Should I reinstall OS, or is it possible to use some tools like GParted?
 

ralphbsz

Daemon

Thanks: 766
Messages: 1,289

#11
Anyway, let's say one discover that his alignment is not correct.
Should I reinstall OS, or is it possible to use some tools like GParted?
That's a difficult situation. The answer will be depend on how much valuable data is on the machine, and how complex the installation is. Clearly, you can use gpart to destroy the partitions one at a time, and recreate them with the correct alignment. However, I don't know a way to keep a file system around while its underlying partition is being "moved" = destroyed and recreated. I fear you would have to drain all the file systems on your partitions of data, one at a time, then move the data back. Depending on how your machine is partitioned, this may not even be possible.

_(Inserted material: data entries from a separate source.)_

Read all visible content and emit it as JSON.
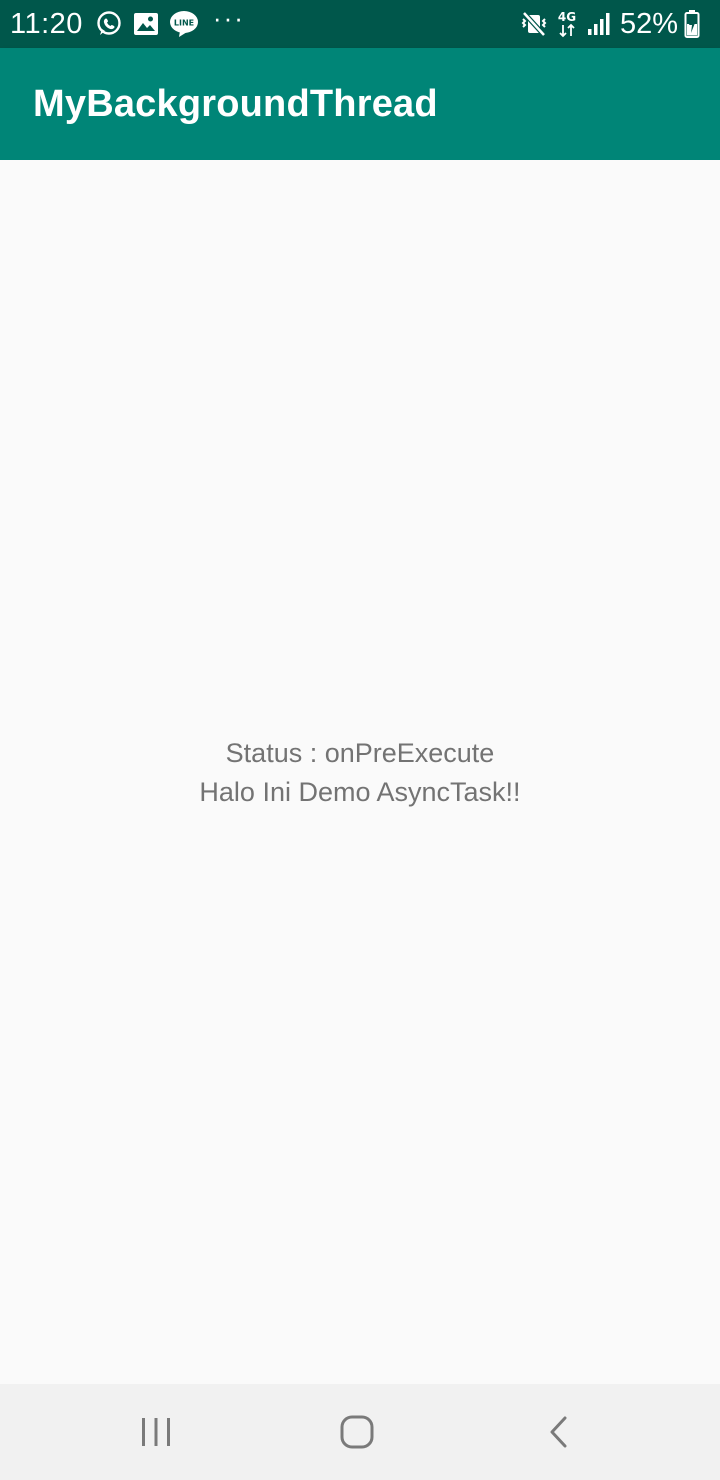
{
  "status_bar": {
    "time": "11:20",
    "left_icons": [
      "whatsapp-icon",
      "gallery-icon",
      "line-icon"
    ],
    "more_indicator": "···",
    "network_type": "4G",
    "battery_level": "52%",
    "right_icons": [
      "mute-vibrate-icon",
      "network-4g-icon",
      "signal-icon",
      "battery-charging-icon"
    ]
  },
  "app_bar": {
    "title": "MyBackgroundThread"
  },
  "main": {
    "status_line": "Status : onPreExecute",
    "message_line": "Halo Ini Demo AsyncTask!!"
  },
  "nav_bar": {
    "buttons": [
      "recent-apps-icon",
      "home-icon",
      "back-icon"
    ]
  },
  "colors": {
    "status_bar": "#00574b",
    "app_bar": "#008577",
    "background": "#fafafa",
    "body_text": "#737373",
    "nav_bar": "#f1f1f1",
    "nav_icons": "#7a7a7a"
  }
}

If you have only a tiny boot partition, swap partition, and then a single giant root file system partition, there is no place you can move the data to, unless you get another disk of about the same size. In that case, it would probably be easier to move all your personal data to a small device (most people have very little data in their home directory, and it usually fits easily onto a USB stick, or can be copied to the cloud), then reinstall.

On the other hand, if you have many partitions on your disk, and you have invested a lot of time and effort into the installation itself, then it might be possible (and a good idea) to really delete your partitions and file systems one at a time. This will be a lot of work, and error-prone.